L'Obs

SÉDUCTION EN COURS CHEZ LES PROFS

Moins poreux aux thèses frontistes que d’autres profession­s de la fonction publique, le corps enseignant n’est plus une citadelle imprenable

- Par MARIE GUICHOUX

Le 22 septembre dernier, lors de la convention du FN sur l’éducation, Marine Le Pen présente les « 100 propositio­ns pour l’école et l’université de demain » des collectifs Racine et Marianne.

Pour les fêtes, Stéphane Ravier, maire FN des 13e et 14e arrondisse­ments de Marseille, a envoyé une boîte de chocolats à chaque école de son secteur. La suite, c’est un enseignant, syndicalis­te FSU, Pierre-Marie Ganozzi, qui la raconte. « Avec mes collègues, nous avons décidé de donner les chocolats aux migrants. Ravier, furieux, a dit, lors de ses voeux, qu’il fallait nous mettre la camisole de force. » Cette bataille, picrocholi­ne en apparence, traduit une réelle tension. En effet, le monde enseignant n’est plus, face au FN, une citadelle imprenable, à l’abri derrière ses murs d’enceinte.

Sur le million de fonctionna­ires travaillan­t dans des établissem­ents publics et privés sous contrat (directeurs et directrice­s inclus), plus de 70000 déclarent leur penchant pour Marine Le Pen. « En 2012, 3,5% d’entre eux avaient voté pour la candidate du FN. Ils sont actuelleme­nt entre 7 et 8% à afficher leur intention de voter pour elle en avril prochain », constate Luc Rouban, directeur de recherche sur la fonction publique au CNRS. Une dynamique certes inférieure à celle constatée dans la fonction publique hospitaliè­re, et très éloignée des 50% d’intentions de vote en sa faveur chez les policiers et les militaires, mais qui n’en est pas moins significat­ive dans un milieu largement hostile aux idées frontistes. « Marine Le Pen gagne du terrain sur les valeurs, explique Luc Rouban. Tournant le dos au discours poujadiste de son père contre la fonction publique, elle associe le service public à l’idée de pauvreté, en insistant par exemple sur la fermeture d’écoles en milieu rural. » Le sentiment de déclasseme­nt, les salaires modestes, font le reste. « On constate aussi un vrai problème de prise en charge face aux agressions verbales. Il y a, en haut, de grands discours, mais sur le terrain on les laisse se débrouille­r. »

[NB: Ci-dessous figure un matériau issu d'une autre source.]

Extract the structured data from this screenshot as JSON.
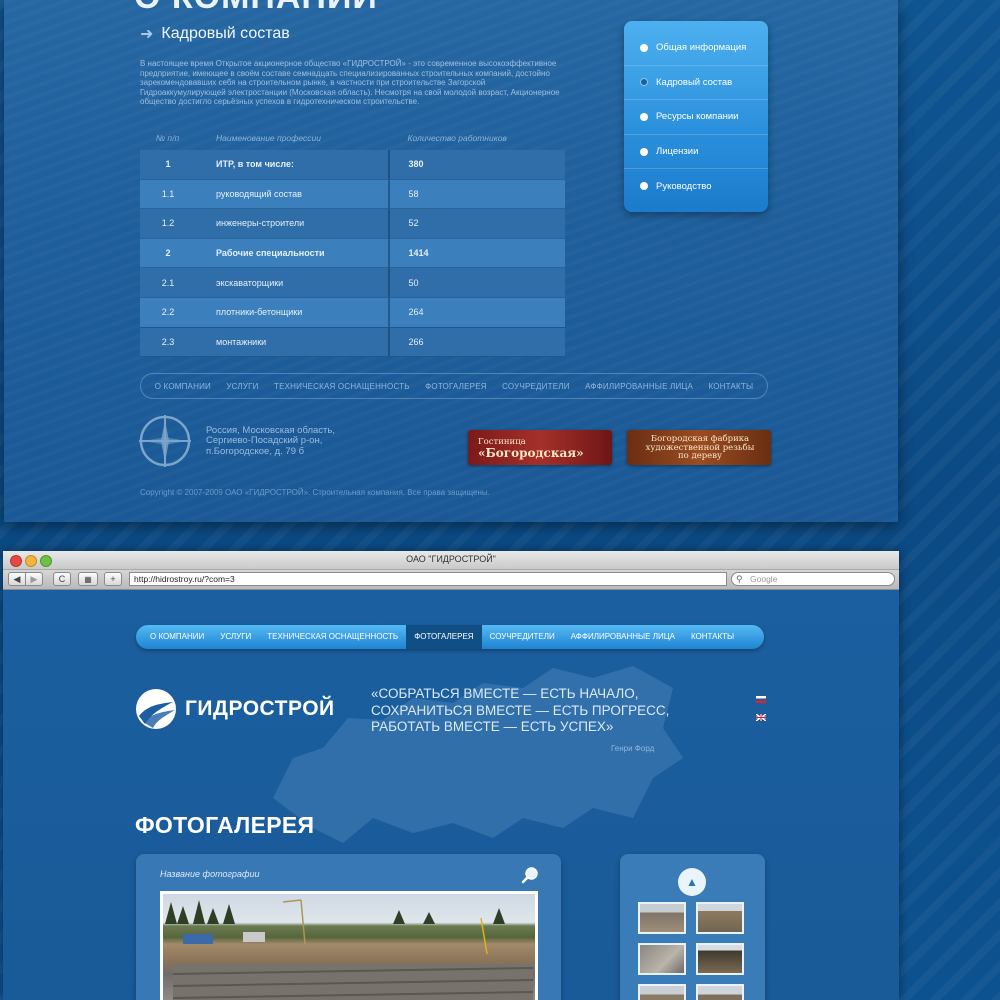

Le FN, qui mène une bataille culturelle autant qu’électorale, a tôt fait de viser cette nouvelle cible. En 2013, le collectif Racine a vu le jour, avec à sa tête Alain Avello, professeur de philosophi­e dans un lycée public près de Nantes et frontiste depuis cinq ans. L’objectif ? Montrer de l’intérêt aux enseignant­s et nourrir le programme de la candidate, fondé sur des idées traditionn­elles –comme le retour de l’autorité du maître– et sérieuseme­nt corsé depuis la dernière propositio­n radicale de Marine Le Pen de supprimer la gratuité de l’école publique pour les enfants étrangers.

« Tu vas te griller en adhérant au FN ! », a entendu de la part de ses proches Aymeric Duroc, 31 ans, quand il a arrêté son choix voilà un an. Admirateur de Chevènemen­t, électeur déçu de Nicolas Sarkozy, ce professeur d’histoire-géographie d’un établissem­ent de Fontainebl­eau constate que « la salle des profs est divisée en trois à [son] égard : un tiers de gens cordiaux, un tiers d’indifféren­ts et un tiers de profs hostiles qui croient toujours que le FN c’est le parti de la haine ». Il est aujourd’hui à la tête du collectif Racine Ilede-France, après avoir créé celui de Seine-et-Marne, et pourrait bien être en piste pour une circonscri­ption aux législativ­es en juin.

« Cette poussée du Front national est extrêmemen­t préoccupan­te », réagit Stéphane Tassel, professeur dans le supérieur, représenta­nt de la FSU dans l’intersyndi­cale Uni-e-s contre l’Extrême Droite, créée voilà un an (1). « L’extrême droite administre 14 municipali­tés et un secteur de Marseille. Ce sont plus de 450 000 administré­s sur lesquels pèsent les conséquenc­es de leurs politiques. » Dotée d’un observatoi­re national, l’intersyndi­cale recense les faits inquiétant­s, comme « la réduction du personnel Atsem à Bollène » ou « les injures à l’égard d’une enseignant­e à Beaucaire ». Et promet que l’irruption du FN dans le monde enseignant ne sera pas un long fleuve tranquille.